How Digital Verification Benefits Brands
Digitally verifying personalized offers saves a brand money and makes the offers more appealing to consumers by:
01 Preventing Fraud
Digital verification increases the ROI of personalized offers by preventing discount abuse, which can be costly. Companies running identity marketing programs see discount fraud at rates as high as 35%.
Many companies offering personalized offers to students verify eligibility with an .edu email address, but that approach is severely flawed. More than half of graduates with .edu email addresses still have them after five years. Using .edu verification also limits your reach: more than 40% of college students were never issued an .edu email address.
It’s also easy to create a fake .edu email address, and many companies lose money to fraudsters who do just that. But digital verification works. When CompTIA replaced .edu verification with digital verification, it reduced discount abuse by 20% and saw an ROI of 20:1.
02 Saving Time and Resources
Many brands try verifying customers through a manual process, such as requiring students to show an ID, or military veterans to provide their DD 214 discharge papers. But manual verification is:
- Inconvenient. Consumers don’t always have the required documents on hand.
- Invasive. Documentation may include personal information a customer might not want to reveal, such as the “character of service” listed on the DD 214.
- A burden on brands. Employees have to spend valuable time reviewing documentation, and may not be properly trained to do it.
Digital verification streamlines the process. When American Giant used it to verify their personalized offer for the military, it saved an estimated 5-10 hours/week. And when Globus used it for their military offer, the program required 75% less effort to implement.
03 Respecting Consumer Privacy
Consumers are worried about their personal data, and they’ll punish brands they don’t trust with it. More than 4 in 5 US consumers won’t do business with a company if they have concerns about its privacy practices.
Digital verification respects their privacy by requiring only basic personal data. More than two-thirds of consumers are willing to provide their name, date of birth, and email and physical addresses to receive a personalized offer.
Respecting privacy is critical when running identity marketing program that target college students. Eighty-seven percent of Gen Zers said keeping their information private was more important than popularity measures such as getting “likes” on posts.
04 Multiplying Marketing Performance
Friction slows down any conversion process. Digital verification streamlines the process of verifying customers. This enables marketers to build organic and paid demand generation campaigns that more effectively drive traffic and increase revenue.
Digital verification also provides marketers with opt-in data they can use to develop re-engagement campaigns with consumers that are well-aligned with their brand.
The Importance of Customer Verification—a Success Story
Purple is one of many brands that has seen tremendous results when digitally verifying customers for personalized offers.

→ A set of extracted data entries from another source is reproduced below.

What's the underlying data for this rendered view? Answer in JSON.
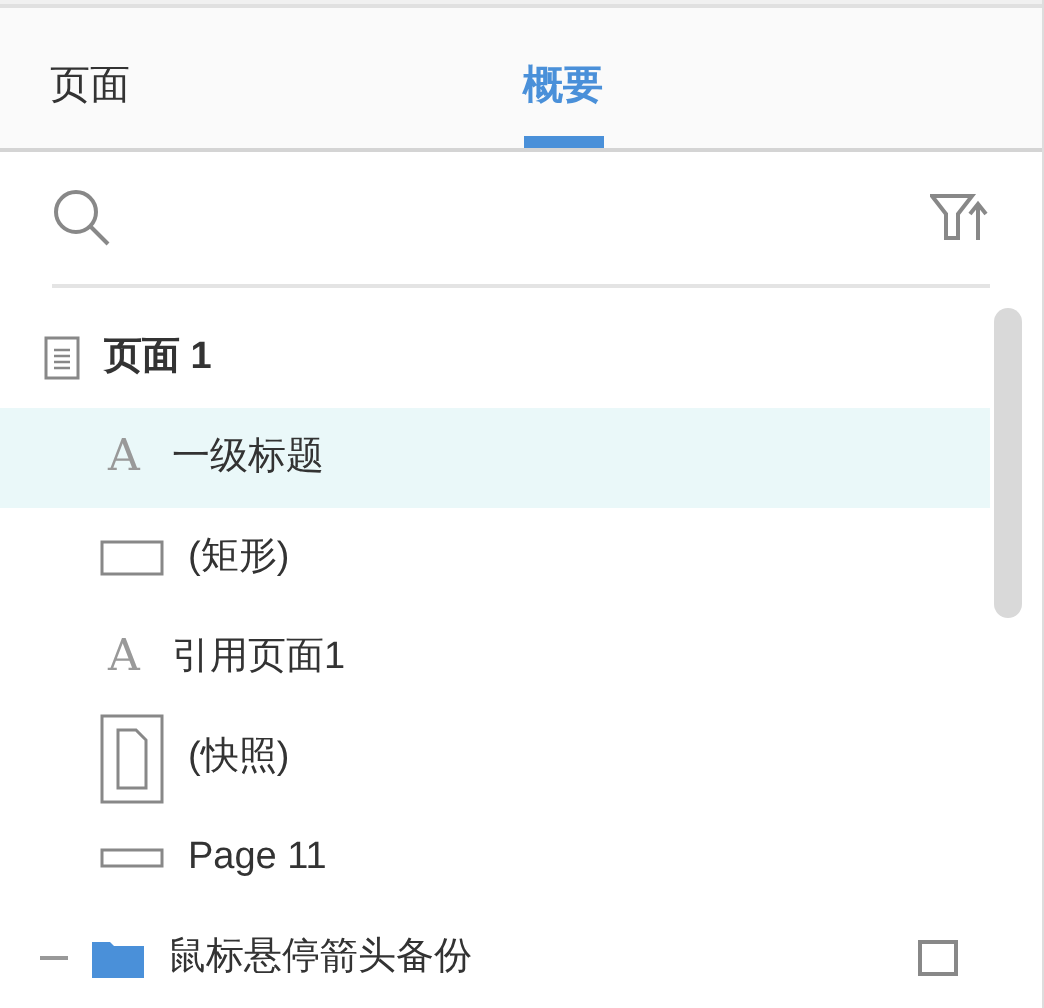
{
  "tabs": [
    {
      "label": "页面",
      "selected": false
    },
    {
      "label": "概要",
      "selected": true
    }
  ],
  "outline": [
    {
      "kind": "page",
      "label": "页面 1",
      "selected": false,
      "children": [
        {
          "kind": "text",
          "icon": "A",
          "label": "一级标题",
          "selected": true
        },
        {
          "kind": "rectangle",
          "label": "(矩形)",
          "selected": false
        },
        {
          "kind": "text",
          "icon": "A",
          "label": "引用页面1",
          "selected": false
        },
        {
          "kind": "snapshot",
          "label": "(快照)",
          "selected": false
        },
        {
          "kind": "placeholder",
          "label": "Page 11",
          "selected": false
        }
      ]
    },
    {
      "kind": "folder",
      "label": "鼠标悬停箭头备份",
      "selected": false
    }
  ]
}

The company wanted to differentiate itself from more than 200 competitors in the crowded mattress space, so it launched a personalized offer giving a 10% discount to active and reservist military, veterans, retirees, military spouses, and registered dependents.
The military community responded well, but Purple was manually verifying customers, which slowed down the process and consumed valuable customer service resources.
When the company relaunched the program with digital verification, it was wildly successful. Alisa Gammon, Purple’s performance marketing director, said it “reduced our support calls to zero and saved our customer service team 49 hours per month. It also increased our conversion rate by 6x and generated a 25:1 ROAS.”
Brands that use customer verification to deliver personalized offers can see the same kinds of gains while encouraging great loyalty.